Evangelism is important to Christians. We believe strongly that we need to tell others about Christ, so that they can know what it means to be forgiven of our sins. That is why many of us desire to be evangelists.
Unfortunately, though, sometimes this emphasis on evangelism leads to an unhealthy worship, idolizing, and even jealousy of successful evangelists. But those who are successful evangelists ought not to be worshipped as if they were any better than the rest of us, nor should someone who is not an evangelist be despised. We all have different gifts, and we all need each other. Listen to what the Apostle Paul said:
What, after all, is Apollos? And what is Paul? Only servants, through whom you came to believe—as the Lord has assigned to each his task. 6 I planted the seed, Apollos watered it, but God has been making it grow. (I Corinthians 3:5-6 NIV)
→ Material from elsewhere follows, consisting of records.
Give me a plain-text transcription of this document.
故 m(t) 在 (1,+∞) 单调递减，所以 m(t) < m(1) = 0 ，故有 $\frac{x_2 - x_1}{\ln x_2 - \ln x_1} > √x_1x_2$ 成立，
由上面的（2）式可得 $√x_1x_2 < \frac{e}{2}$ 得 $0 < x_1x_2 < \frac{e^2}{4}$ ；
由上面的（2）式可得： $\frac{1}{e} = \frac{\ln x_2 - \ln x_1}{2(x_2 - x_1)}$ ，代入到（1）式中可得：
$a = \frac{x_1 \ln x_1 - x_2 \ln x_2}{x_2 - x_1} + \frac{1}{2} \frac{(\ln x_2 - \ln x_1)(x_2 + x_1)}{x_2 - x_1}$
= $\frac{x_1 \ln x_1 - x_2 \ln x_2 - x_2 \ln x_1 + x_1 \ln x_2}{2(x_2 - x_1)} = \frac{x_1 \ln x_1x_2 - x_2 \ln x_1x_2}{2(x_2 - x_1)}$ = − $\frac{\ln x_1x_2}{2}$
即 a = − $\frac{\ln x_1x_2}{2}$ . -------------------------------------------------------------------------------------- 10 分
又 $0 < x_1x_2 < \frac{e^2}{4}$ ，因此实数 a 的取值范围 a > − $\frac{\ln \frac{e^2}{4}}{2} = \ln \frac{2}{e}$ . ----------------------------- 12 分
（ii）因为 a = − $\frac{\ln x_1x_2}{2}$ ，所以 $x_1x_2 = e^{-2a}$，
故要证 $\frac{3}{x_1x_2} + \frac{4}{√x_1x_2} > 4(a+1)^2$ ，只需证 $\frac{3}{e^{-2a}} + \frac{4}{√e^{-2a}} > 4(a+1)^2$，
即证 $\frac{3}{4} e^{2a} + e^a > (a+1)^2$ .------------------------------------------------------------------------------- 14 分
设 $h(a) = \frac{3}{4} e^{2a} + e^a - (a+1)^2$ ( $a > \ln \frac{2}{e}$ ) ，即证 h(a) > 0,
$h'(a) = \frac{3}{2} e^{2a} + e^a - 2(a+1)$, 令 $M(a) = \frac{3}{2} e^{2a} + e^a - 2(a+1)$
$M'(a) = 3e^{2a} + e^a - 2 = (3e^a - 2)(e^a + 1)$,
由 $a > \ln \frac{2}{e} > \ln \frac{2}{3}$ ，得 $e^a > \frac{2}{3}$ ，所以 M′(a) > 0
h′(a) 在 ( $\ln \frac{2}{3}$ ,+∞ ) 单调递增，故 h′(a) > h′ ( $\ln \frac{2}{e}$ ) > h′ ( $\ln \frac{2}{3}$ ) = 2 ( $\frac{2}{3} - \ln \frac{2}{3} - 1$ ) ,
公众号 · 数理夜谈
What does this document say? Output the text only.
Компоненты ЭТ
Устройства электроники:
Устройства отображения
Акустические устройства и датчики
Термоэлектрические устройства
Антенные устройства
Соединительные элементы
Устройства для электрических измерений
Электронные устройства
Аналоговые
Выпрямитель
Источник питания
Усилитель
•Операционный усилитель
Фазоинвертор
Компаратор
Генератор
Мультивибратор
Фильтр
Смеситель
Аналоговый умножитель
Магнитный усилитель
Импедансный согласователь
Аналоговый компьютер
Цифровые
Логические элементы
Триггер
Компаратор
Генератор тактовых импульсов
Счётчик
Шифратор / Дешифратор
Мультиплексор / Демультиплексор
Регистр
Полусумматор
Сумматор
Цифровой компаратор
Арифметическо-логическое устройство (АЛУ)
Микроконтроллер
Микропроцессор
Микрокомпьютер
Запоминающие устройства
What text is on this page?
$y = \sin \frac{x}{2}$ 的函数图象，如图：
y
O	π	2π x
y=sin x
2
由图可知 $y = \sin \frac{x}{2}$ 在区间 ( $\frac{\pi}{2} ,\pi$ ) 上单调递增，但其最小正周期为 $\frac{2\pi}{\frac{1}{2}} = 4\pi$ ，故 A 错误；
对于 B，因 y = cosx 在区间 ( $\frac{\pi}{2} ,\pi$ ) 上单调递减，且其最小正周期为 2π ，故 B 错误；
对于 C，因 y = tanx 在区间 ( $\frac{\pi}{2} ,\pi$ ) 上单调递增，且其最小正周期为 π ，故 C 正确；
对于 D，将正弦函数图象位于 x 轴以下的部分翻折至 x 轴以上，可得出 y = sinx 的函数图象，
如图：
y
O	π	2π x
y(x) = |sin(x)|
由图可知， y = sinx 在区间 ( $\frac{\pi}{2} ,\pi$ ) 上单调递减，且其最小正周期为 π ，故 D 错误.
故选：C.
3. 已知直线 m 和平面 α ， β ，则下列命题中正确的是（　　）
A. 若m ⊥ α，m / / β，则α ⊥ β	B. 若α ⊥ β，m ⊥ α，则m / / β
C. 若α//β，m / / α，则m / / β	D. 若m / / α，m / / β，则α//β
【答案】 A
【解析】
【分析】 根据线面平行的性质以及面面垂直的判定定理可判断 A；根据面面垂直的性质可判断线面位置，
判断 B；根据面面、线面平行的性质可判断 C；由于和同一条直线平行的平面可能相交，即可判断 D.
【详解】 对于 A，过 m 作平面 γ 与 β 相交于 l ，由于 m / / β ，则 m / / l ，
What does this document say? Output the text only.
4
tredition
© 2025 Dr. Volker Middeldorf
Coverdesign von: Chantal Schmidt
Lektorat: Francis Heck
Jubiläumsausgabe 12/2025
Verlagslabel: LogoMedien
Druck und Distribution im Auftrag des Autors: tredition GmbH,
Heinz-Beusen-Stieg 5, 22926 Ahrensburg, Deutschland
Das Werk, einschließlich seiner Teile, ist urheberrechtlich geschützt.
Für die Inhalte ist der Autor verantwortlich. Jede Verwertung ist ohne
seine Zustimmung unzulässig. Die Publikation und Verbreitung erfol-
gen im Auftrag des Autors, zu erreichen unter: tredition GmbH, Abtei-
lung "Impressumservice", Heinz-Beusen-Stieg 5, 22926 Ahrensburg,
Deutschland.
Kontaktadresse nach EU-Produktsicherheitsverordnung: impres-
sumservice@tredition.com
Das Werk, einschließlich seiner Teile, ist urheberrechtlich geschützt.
Apollos and the Apostle Paul were two early missionaries who spread the gospel among the pagans in Corinth. Apparently Paul got to Corinth first, and “planted the seed,” with some success. After he left Apollos came behind him “watered it” by evangelizing to even more people and presumably discipling many of those who were already saved. The believers at Corinth admired these two men–which was good–but they went too far and started forming themselves into factions: some of them claimed to be followers of Paul, others claimed to be followers of Apollos. Yet Paul and Apollos were not enemies: they were brothers in Christ, servants of the one true God, each doing the job that God had given them. Neither of them wanted to be leaders of a faction: they both saw themselves only as servants of Jesus. Christians should not start factions. We are all followers of Christ, not of any man.